Ein kleiner Vorfall eskaliert: Der Strassenjunge Issa (Issa Perica) klaut ein Löwenbaby aus dem Zirkus, der Anführer der Zirkusleute, ein Zigeuner, beschwert sich bei der Polizei und droht den Quartierführern, wenn nicht sofort das Löwenbaby …

Irgendwie kommen die drei Polizisten dem minderjährigen Issa auf die Spur, verfolgen ihn, dabei verletzt Gwada den Dieb mit einem Gummigeschoss. Den Vorfall filmt der junge Buzz (Al-Hassan Ly) mit einer Drohne. Gwada und seine Kumpel stecken in der Klemme. Wenn das herauskommt … Es rumort im Quartier. Die Auseinandersetzung zwischen Kids und Flics eskaliert. Die Flics werden in eine Falle gelockt.

Der Spielfilm von Ladj Ly (Regie, Drehbuch) beruht auf eigenen Erfahrungen und tatsächlichen Begebenheiten. Ly ist in Montfermeil aufgewachsen und sein Film erinnert an die Unruhen im Jahr 2005. Der Filmer hatte zuvor verschiedene Ereignisse dieser Art dokumentiert («365 Tage in Clichy-Montfermeil»). So entstand ein sehr realistisches, dokumentarisches Drama, in dem Recht und Gesetz aus dem Ruder laufen und verschiedene Welten aufeinanderprallen. Ladj Ly nimmt dabei überwiegend die Perspektive der Polizisten ein, ohne sie zu schützen. Es bleibt offen, ob am Ende Gewalt oder Einsicht siegen oder ob es zum Stillstand kommt. Die von der Politik vernachlässigten Probleme bleiben: Armut, Arbeitslosigkeit, soziale Missstände und Perspektivlosigkeit in den Multikulti-Vorstädten, wo teilweise dreissig Nationalitäten Seite an Seite existieren müssen.
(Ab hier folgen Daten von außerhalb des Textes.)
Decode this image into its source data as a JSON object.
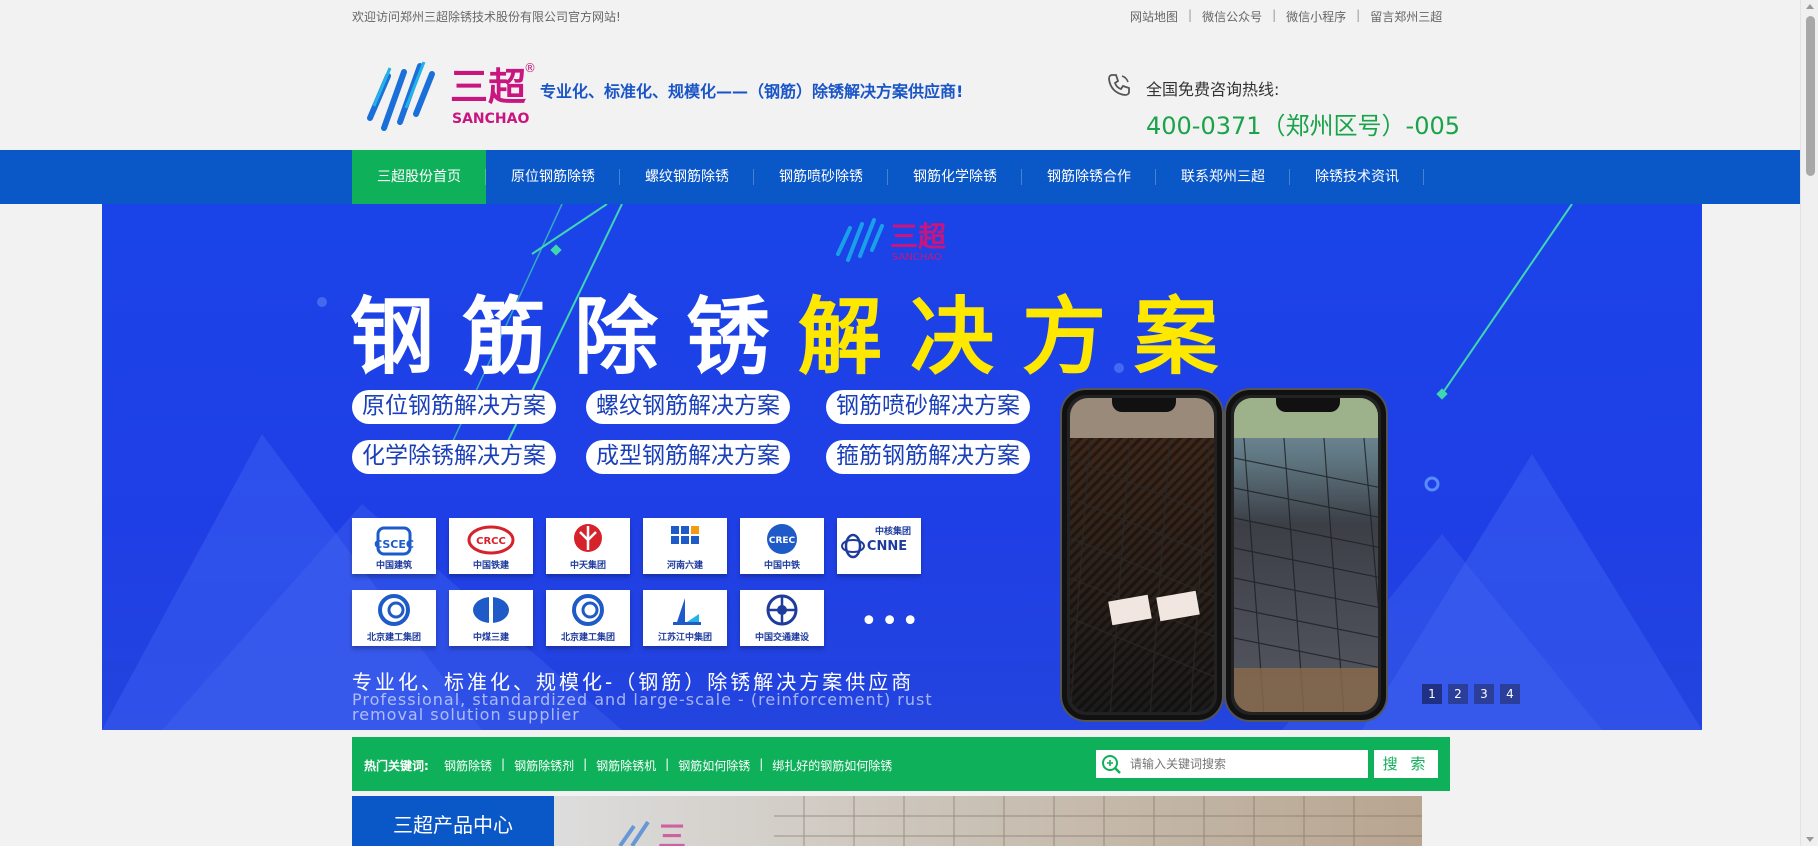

Ein schonungsloser Spielfilm nahe an der Realität, der von Frankreich für den Oscar angemeldet wurde. Der Filmtitel «Les Misérables» bezieht sich augenscheinlich auf den Roman von Victor Hugo («Die Elenden»), der 1862 in Montfermeil spielt, hat aber mit diesem Buch nichts zu tun, schon gar nicht mit dem Musical und der Verfilmung (2012) .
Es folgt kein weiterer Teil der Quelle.